Q2:  Fiscal policy: Do you expect the chancellor of the exchequer to announce higher taxes or lower public spending in 2021? When and to what extent do you think fiscal consolidation will be needed?

A: No significant fiscal consolidation in 2021-22 (in terms of discretionary non-pandemic related measures) but pre-announced tax rises (and reviews pointing towards rises) and some spending reductions relative to current plans.

Evaluation: Correct on the pre-announced tax rises, notably the National Insurance hike, but wrong on spending reductions, since the Budget actually announced some spending increases relative to previous plans.

Q3: Workers: How do you expect the UK labour market to perform in 2021?

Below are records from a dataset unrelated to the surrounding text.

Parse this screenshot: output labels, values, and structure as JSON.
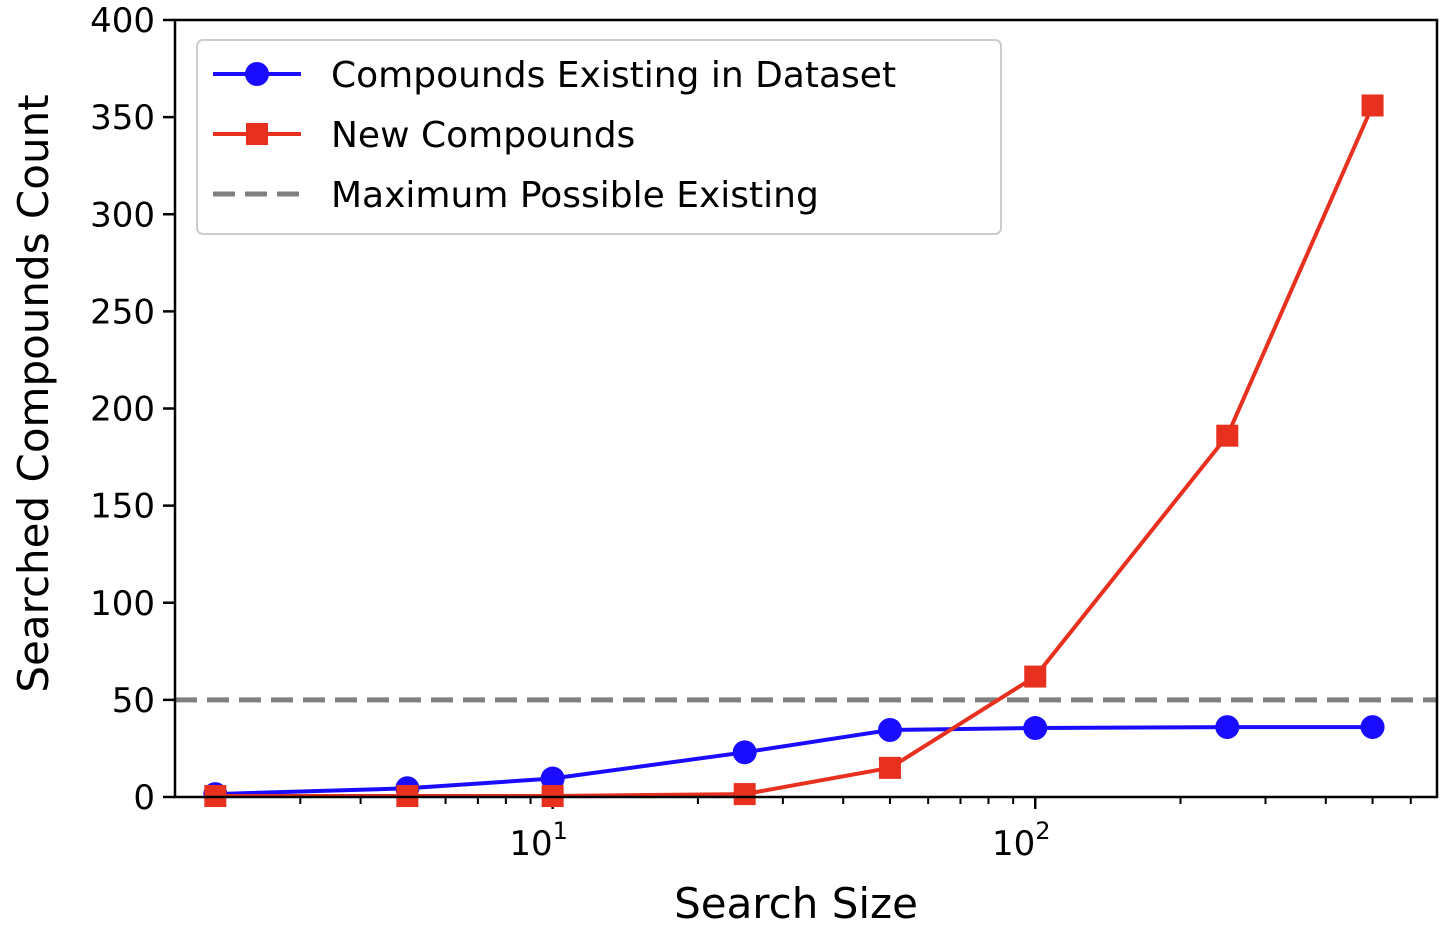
{
  "chart_data": {
    "type": "line",
    "title": "",
    "xlabel": "Search Size",
    "ylabel": "Searched Compounds Count",
    "x_scale": "log",
    "xlim": [
      1.65,
      680
    ],
    "ylim": [
      0,
      400
    ],
    "x_ticks": [
      {
        "value": 10,
        "base": "10",
        "exp": "1"
      },
      {
        "value": 100,
        "base": "10",
        "exp": "2"
      }
    ],
    "y_ticks": [
      0,
      50,
      100,
      150,
      200,
      250,
      300,
      350,
      400
    ],
    "legend_position": "upper-left",
    "grid": false,
    "series": [
      {
        "name": "Compounds Existing in Dataset",
        "color": "#1a0dff",
        "marker": "circle",
        "x": [
          2,
          5,
          10,
          25,
          50,
          100,
          250,
          500
        ],
        "y": [
          1.5,
          4.5,
          9.5,
          23,
          34.5,
          35.5,
          36,
          36
        ]
      },
      {
        "name": "New Compounds",
        "color": "#e8301e",
        "marker": "square",
        "x": [
          2,
          5,
          10,
          25,
          50,
          100,
          250,
          500
        ],
        "y": [
          0.5,
          0.5,
          0.5,
          1.5,
          15,
          62,
          186,
          356
        ]
      }
    ],
    "reference_lines": [
      {
        "name": "Maximum Possible Existing",
        "y": 50,
        "color": "#808080",
        "style": "dashed"
      }
    ]
  }
}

A: I’d expect employment rates to recover relatively strongly (again conditional on vaccine/Brexit), with unemployment falling to five per cent or so by end of 2021. The big unknown (economically and statistically) is foreign workers: the published statistics suggest a very large fall during the pandemic, with a million or so working age migrants leaving the UK. If this is accurate, and sustained, it will mean employment levels will recover much more slowly (and we may seem some skill/labour shortages).

Evaluation: Broadly correct – in fact unemployment fell even faster than I predicted and is now just over four per cent. While the fall in foreign workers was exaggerated, it was nonetheless real and substantial, and my prediction of skill/labour shortages, which have indeed materialised, was prescient.

Q4: Monetary policy: How much scope does the Bank of England have to loosen monetary policy again in 2021? Would it make any difference?

A: Some but not much.

Evaluation: Not much to be said here. In fact rising inflation meant the Bank tightened (very marginally) in December

Q5: Levelling up: With respect to regional inequalities, will 2021 be a year of levelling up or levelling down?

A: On current trends, the recovery will be K-shaped: those who work in relatively well-paid jobs that can be done from home will have lots of surplus savings to spend, while those in lower-paid, customer-facing and insecure jobs will continue to struggle, and those unemployed and on benefits will be still worse off as a result of a decade of targeted cuts. This will disproportionately affect the disabled, low-income families with children, some ethnic minority communities, and disadvantaged areas. But by far the biggest inequalities are intraregional, not inter-regional — child poverty is higher in London than in any other region, for example. At a regional level, these trends will be much less obvious.

Evaluation: we don’t yet have household-level data on distribution of income during the pandemic. Nevertheless, sadly, this looks to have been depressingly accurate, particularly given the withdrawal of the £20 uplift to Universal Credit. The most recent pay data also suggests that real wages are falling for the lowest paid.

Q: Is there anything else you would like to tell us?

A: Far from ‘fixing the roof while the sun was shining’, austerity left us far worse prepared, as an economy and society, for this pandemic. Cuts to benefits, in particular to disabled people and low-income families, and to local services meant that the most disadvantaged were also the most vulnerable to both the health and the economic impacts of Covid-19. Tackling this legacy should be the government’s first priority.

Evaluation: This remains correct – and even more obvious both in the data and in lived experience than it was last year – but there is little to suggest the government is listening.

So overall, reasonably accurate.  There’s little or no mention of inflation above: it’s fair to say that while I did expect inflation to rise with reopening, because of (as noted in my answers above) pent-up demand and labour market and product market bottlenecks, I didn’t think it would rise so far so fast. But I still think that (barring further major shocks) it’s likely to fall back quite fast in the second half of next year. My full responses on 2022 will be published as usual in the FT early in the New Year.

By Jonathan Portes, Senior Fellow at UK in a Changing Europe.